Região

O que essa geladeira cheia de livros está fazendo aqui?

Além do acesso aos livros por meio de bibliotecas públicas, em escolas e demais instituições, agora, os exemplares passaram a ocupar novos e inusitados espaços. Em Francisco Beltrão e Marmeleiro, graças à iniciativa do professor de Educação Ambiental Cláudio Loes, a leitura está à disposição dentro de geladeiras que iriam ao lixo. E necessariamente, não precisa ser apenas geladeiras. Os livros podem ficar em freezer, armários de ferro, entre outras opções.

O nome do projeto é AquiLivros, e não poderia ser melhor. Já que é ali, próximos às pessoas e num acesso fácil, que eles estão. Segundo o professor, a ideia estava guardada há tempos na “gaveta”, e as geladeiras há meses em sua casa. “Depois que vi em Blumenau (SC), no campus da FURB (Fundação Universitária Regional de Blumenau), decidi que era hora de colocar em prática.”

Cláudio pensou primeiro em disponibilizar as geladeiras recheadas com livro às bibliotecas. Mas, depois achou melhor focar em algo mais livre.  Por isso, as “bibliotecas ambulantes” ficam no saguão de escolas, dentro de entidades, empresas e órgãos públicos.

A ideia é que as pessoas utilizem as geladeiras, tanto na doação de livros quanto para empréstimo dos títulos que estarão disponíveis. Não precisa fazer cadastro para utilizar o serviço, apenas ter a consciência de que, após a leitura, é preciso devolver o exemplar à geladeira. Assim, o local ficará sempre abastecido.

Parceiros

De acordo com o professor, não se pode pegar a geladeira, arrecadar livros e transformá-la apenas num depósito. O objetivo é que cada espaço tenha uma pessoa responsável pela manutenção. “Quem tiver interesse em apoiar o projeto pode acessar o site www.ecophysis.com.br/aquilivros. Nesse endereço também está disponível o enunciado da etiqueta que deve ser colada nas geladeiras”, informa.

O enunciado apresenta um resumo das novas funções da geladeira e sugestão de como usar. “O texto é o seguinte: ‘AquiLivros. Abra. Faça sua escolha. Empréstimo gratuito. Quando terminar de ler traga de volta, outros estão esperando. Conserve bem o que levar e ajude a cuidar deste local. Aceitamos doações. Incentivar a leitura pela socialização e circulação dos livros’. E na sequência segue o site para mais informações e o QR Code para acessar o site diretamente pelo celular.”

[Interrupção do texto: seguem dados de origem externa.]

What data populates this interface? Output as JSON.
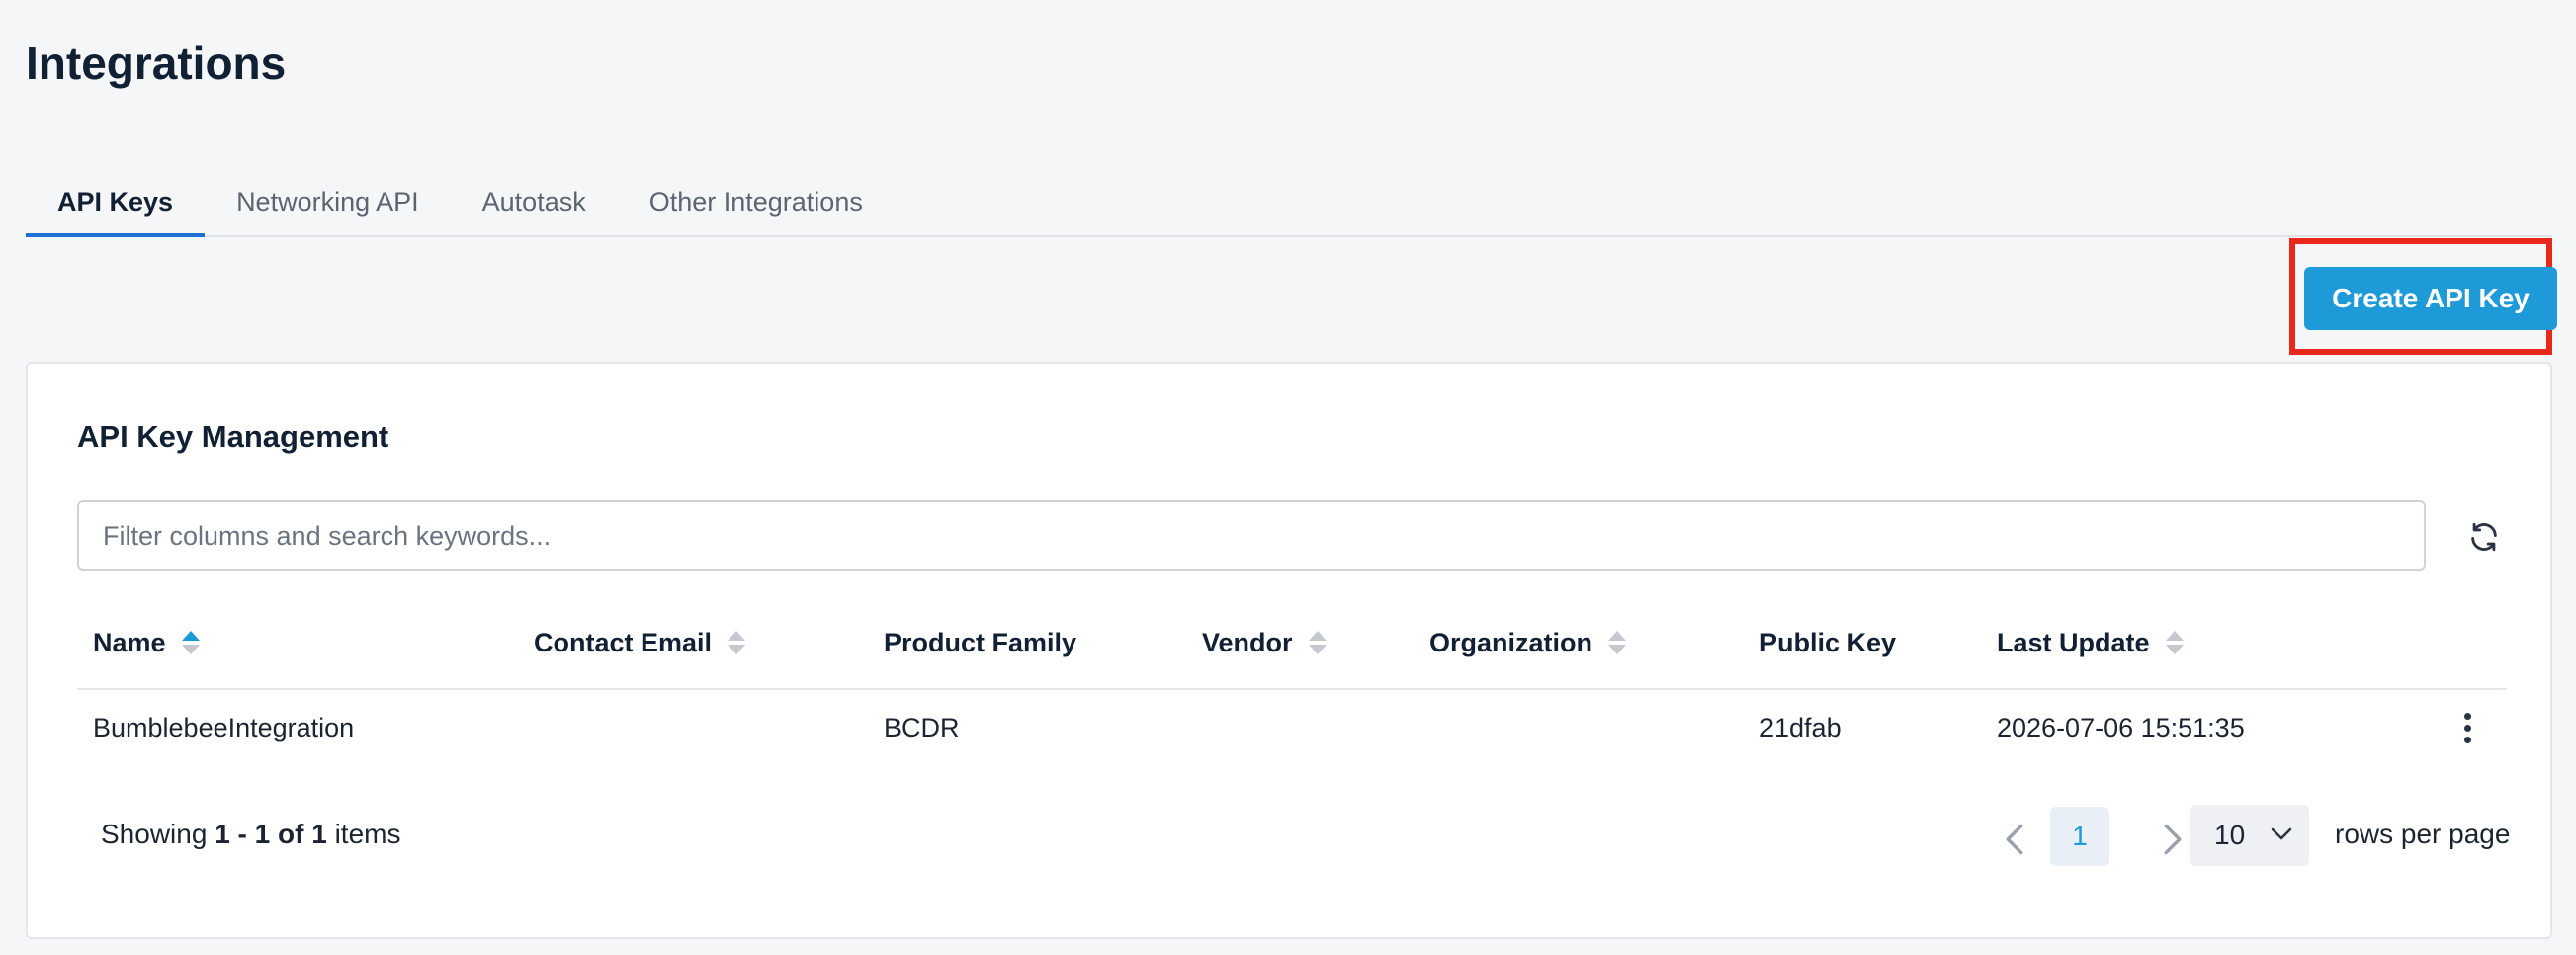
{
  "page": {
    "title": "Integrations"
  },
  "tabs": [
    {
      "label": "API Keys",
      "active": true
    },
    {
      "label": "Networking API",
      "active": false
    },
    {
      "label": "Autotask",
      "active": false
    },
    {
      "label": "Other Integrations",
      "active": false
    }
  ],
  "toolbar": {
    "create_label": "Create API Key"
  },
  "card": {
    "title": "API Key Management",
    "search_placeholder": "Filter columns and search keywords..."
  },
  "table": {
    "columns": [
      "Name",
      "Contact Email",
      "Product Family",
      "Vendor",
      "Organization",
      "Public Key",
      "Last Update"
    ],
    "sort": {
      "column": "Name",
      "direction": "asc"
    },
    "rows": [
      {
        "name": "BumblebeeIntegration",
        "contact_email": "",
        "product_family": "BCDR",
        "vendor": "",
        "organization": "",
        "public_key": "21dfab",
        "last_update": "2026-07-06 15:51:35"
      }
    ]
  },
  "pagination": {
    "showing_prefix": "Showing",
    "range": "1 - 1 of 1",
    "items_suffix": "items",
    "current_page": "1",
    "rows_per_page": "10",
    "rows_per_page_label": "rows per page"
  },
  "colors": {
    "accent": "#1e9ad9",
    "tab_indicator": "#1f6fd1",
    "highlight": "#e8281a"
  }
}
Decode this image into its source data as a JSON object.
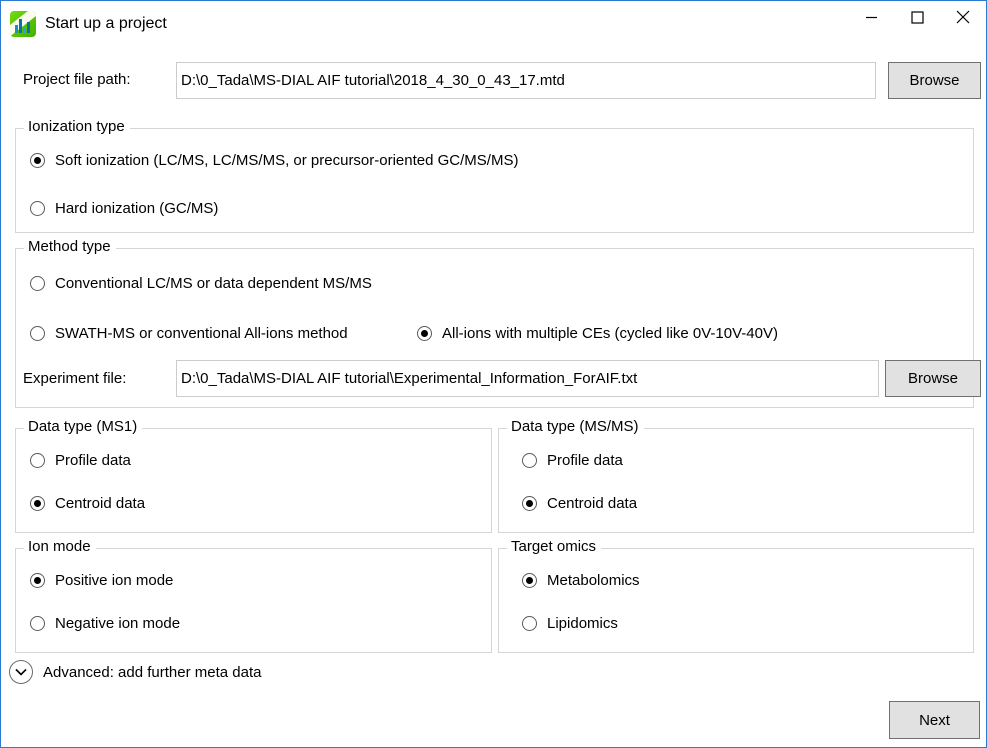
{
  "window": {
    "title": "Start up a project",
    "icon": "msdial-app-icon",
    "accent_border": "#2a7ad0",
    "controls": {
      "minimize": "minimize-icon",
      "maximize": "maximize-icon",
      "close": "close-icon"
    }
  },
  "project_file": {
    "label": "Project file path:",
    "value": "D:\\0_Tada\\MS-DIAL AIF tutorial\\2018_4_30_0_43_17.mtd",
    "placeholder": "",
    "browse_label": "Browse"
  },
  "ionization_type": {
    "title": "Ionization type",
    "options": [
      {
        "label": "Soft ionization (LC/MS, LC/MS/MS, or precursor-oriented GC/MS/MS)",
        "checked": true
      },
      {
        "label": "Hard ionization (GC/MS)",
        "checked": false
      }
    ]
  },
  "method_type": {
    "title": "Method type",
    "options": [
      {
        "label": "Conventional LC/MS or data dependent MS/MS",
        "checked": false
      },
      {
        "label": "SWATH-MS or conventional All-ions method",
        "checked": false
      },
      {
        "label": "All-ions with multiple CEs (cycled like 0V-10V-40V)",
        "checked": true
      }
    ],
    "experiment_file": {
      "label": "Experiment file:",
      "value": "D:\\0_Tada\\MS-DIAL AIF tutorial\\Experimental_Information_ForAIF.txt",
      "placeholder": "",
      "browse_label": "Browse"
    }
  },
  "data_type_ms1": {
    "title": "Data type (MS1)",
    "options": [
      {
        "label": "Profile data",
        "checked": false
      },
      {
        "label": "Centroid data",
        "checked": true
      }
    ]
  },
  "data_type_msms": {
    "title": "Data type (MS/MS)",
    "options": [
      {
        "label": "Profile data",
        "checked": false
      },
      {
        "label": "Centroid data",
        "checked": true
      }
    ]
  },
  "ion_mode": {
    "title": "Ion mode",
    "options": [
      {
        "label": "Positive ion mode",
        "checked": true
      },
      {
        "label": "Negative ion mode",
        "checked": false
      }
    ]
  },
  "target_omics": {
    "title": "Target omics",
    "options": [
      {
        "label": "Metabolomics",
        "checked": true
      },
      {
        "label": "Lipidomics",
        "checked": false
      }
    ]
  },
  "advanced": {
    "label": "Advanced: add further meta data",
    "icon": "chevron-down-icon"
  },
  "footer": {
    "next_label": "Next"
  }
}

Cláudio não quer que as geladeiras se tornem um simples depósito, ou que sejam usadas por alguma instituição religiosa ou político/partidária. “Ou, nos casos piores, que circulem obras ofensivas, de racismo e difamação”. Por isso, é imprescindível que uma pessoa fique responsável e que, ao menos uma vez ao dia, verifique como está a entrada e saída dos livros.  “Isto para garantir um bom uso.”

Em Francisco Beltrão, há duas geladeiras ativas: no Colégio Glória e na empresa Motortec; e uma pronta para instalação na Escola Municipal Frei Deodato. Em Marmeleiro, o projeto AquiLivros está na Escola Estadual Telmo Octávio Müller.

Educação ambiental

A geladeira no Colégio Glória foi enfeitada para a inauguração, despertando maior curiosidade nos alunos. Deixaram-na cheia de adesivos e estilosa. Visto que era uma inauguração com direito a fita tudo bem, mas Cláudio avisa que a ideia não é essa. “Eu insisto para não pintarem a geladeira e com isto fazer mais lixo. O AquiLivros também é Educação Ambiental”, salienta.

É importante saber que as grades internas das geladeiras não servem para acomodar os livros. Na prática o professor descobriu que há duas soluções: colocar papelão grosso ou fazer prateleiras de madeira. As geladeiras ou freezers, que não têm mais conserto, podem ser encontrados em oficinas de refrigeração.